Let's start here, because everything else flows from this.

When you're buying on PEI — especially from away — your agent should be doing a lot more than opening doors. They're your eyes on the ground. They're the one showing up to your inspection, asking the questions you didn't think to ask, noticing that the oil tank is original or the roof is closer to the end of its life than the listing suggests.

If you're not on the island yet, we'll often do video walkthroughs — full tours of a property, narrated, so you're seeing the gutters and the basement and the water heater, in addition to the pretty kitchen. We've built private YouTube playlists for out-of-province clients so they can go back and watch multiple properties side by side without their brains turning to mush. [And trust us, after five showings in a day, your brain starts to go a bit mushy.] WeTransfer works for big files when YouTube isn't the right fit. There are options.

The point is: distance doesn't have to be a dealbreaker. But you do need someone who actually shows up for every step of the process — virtually or in-person. {Check out our relocation services}

One thing PEI still has that some provinces have moved away from is dual agency. That means the listing agent — the agent who represents the seller — can also represent you as the buyer. It's legal here. But it comes with real trade-offs that are worth understanding before you assume it's fine.

When an agent is representing both sides, they're legally required to sit in the middle. They can't negotiate for you. They can't tell you whether the seller would take less, or push back on something in the inspection, or advocate for your position at the table. They can push papers from one side to the other, and that's about it. If you're a confident, experienced buyer who is here in person and wants a transaction handled cleanly, maybe that's fine. But if this is your first time buying here, or you want someone actually in your corner? Get your own representation.
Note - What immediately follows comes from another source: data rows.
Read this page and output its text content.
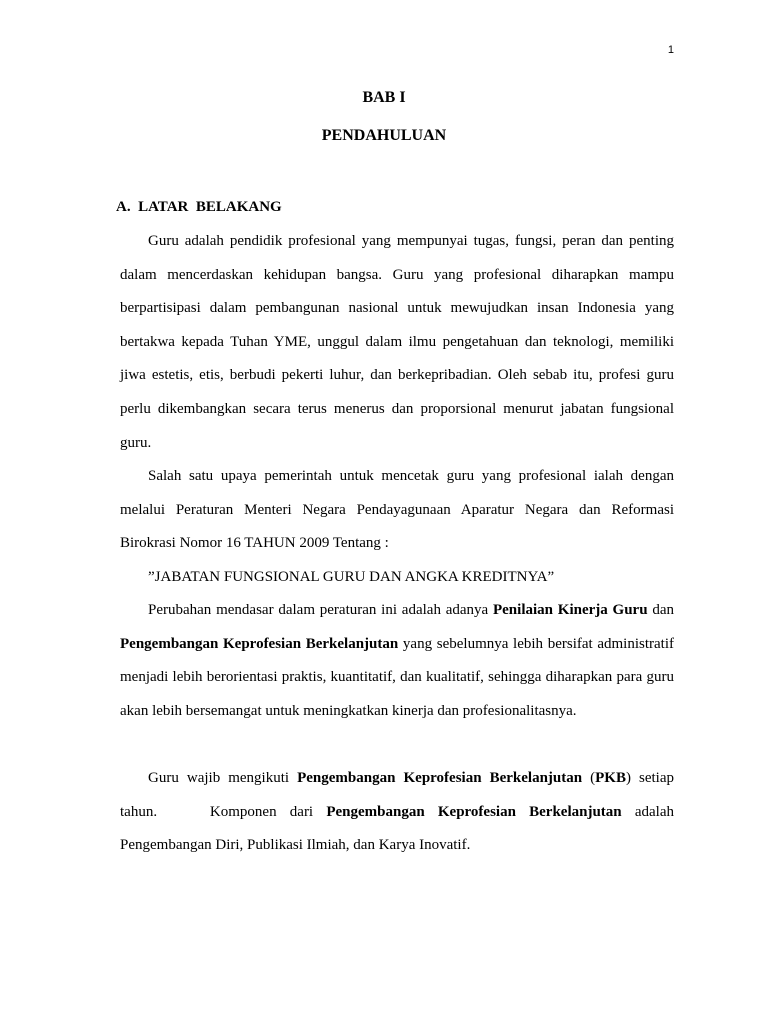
1
BAB I
PENDAHULUAN
A.  LATAR  BELAKANG

Guru adalah pendidik profesional yang mempunyai tugas, fungsi, peran dan penting dalam mencerdaskan kehidupan bangsa. Guru yang profesional diharapkan mampu berpartisipasi dalam pembangunan nasional untuk mewujudkan insan Indonesia yang bertakwa kepada Tuhan YME, unggul dalam ilmu pengetahuan dan teknologi, memiliki jiwa estetis, etis, berbudi pekerti luhur, dan berkepribadian. Oleh sebab itu, profesi guru perlu dikembangkan secara terus menerus dan proporsional menurut jabatan fungsional guru.

Salah satu upaya pemerintah untuk mencetak guru yang profesional ialah dengan melalui Peraturan Menteri Negara Pendayagunaan Aparatur Negara dan Reformasi Birokrasi Nomor 16 TAHUN 2009 Tentang :

”JABATAN FUNGSIONAL GURU DAN ANGKA KREDITNYA”

Perubahan mendasar dalam peraturan ini adalah adanya Penilaian Kinerja Guru dan Pengembangan Keprofesian Berkelanjutan yang sebelumnya lebih bersifat administratif menjadi lebih berorientasi praktis, kuantitatif, dan kualitatif, sehingga diharapkan para guru akan lebih bersemangat untuk meningkatkan kinerja dan profesionalitasnya.

Guru wajib mengikuti Pengembangan Keprofesian Berkelanjutan (PKB) setiap tahun.    Komponen dari Pengembangan Keprofesian Berkelanjutan adalah Pengembangan Diri, Publikasi Ilmiah, dan Karya Inovatif.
It changes the whole experience. And I know Brooke and I wouldn’t balk at you saying to us that you want your own agent - we totally get it! Check out what it looks like to work with us for buying

Multiple Offers — What Actually Happens

The spring market on PEI moves. And when inventory is tight and a good property comes up, multiple offers happen.

Here's how it works here, because it's a bit different from what you might have experienced elsewhere.

When a second offer comes in on a property you've already offered on, the listing agent is required to notify you. You get the opportunity to revise your offer — once. That revision is your final and best offer. There's no second kick at the can, no back-and-forth. You put forward what you're putting forward, and then the seller picks.

The thing we always tell our clients: you never find out what the other offer says. Not the price, not the conditions, not the closing date. Nothing. That information is confidential, and it stays that way. What your realtor can do is ask the right questions — things like whether a particular closing date would work better for the seller, or whether there's flexibility on something specific. There's information you can gather without crossing any lines. A good agent knows how to do that.

What we also tell clients: this is not a competition. The goal isn't to win. The goal is to feel good about what you've offered for a property you actually want to live in. Some people get competitive, and that's human — but overbidding on a house just because another offer showed up is a fast way to feel buyer's remorse on closing day. Offer what you're genuinely comfortable with. And if it doesn't work out, there will be another house.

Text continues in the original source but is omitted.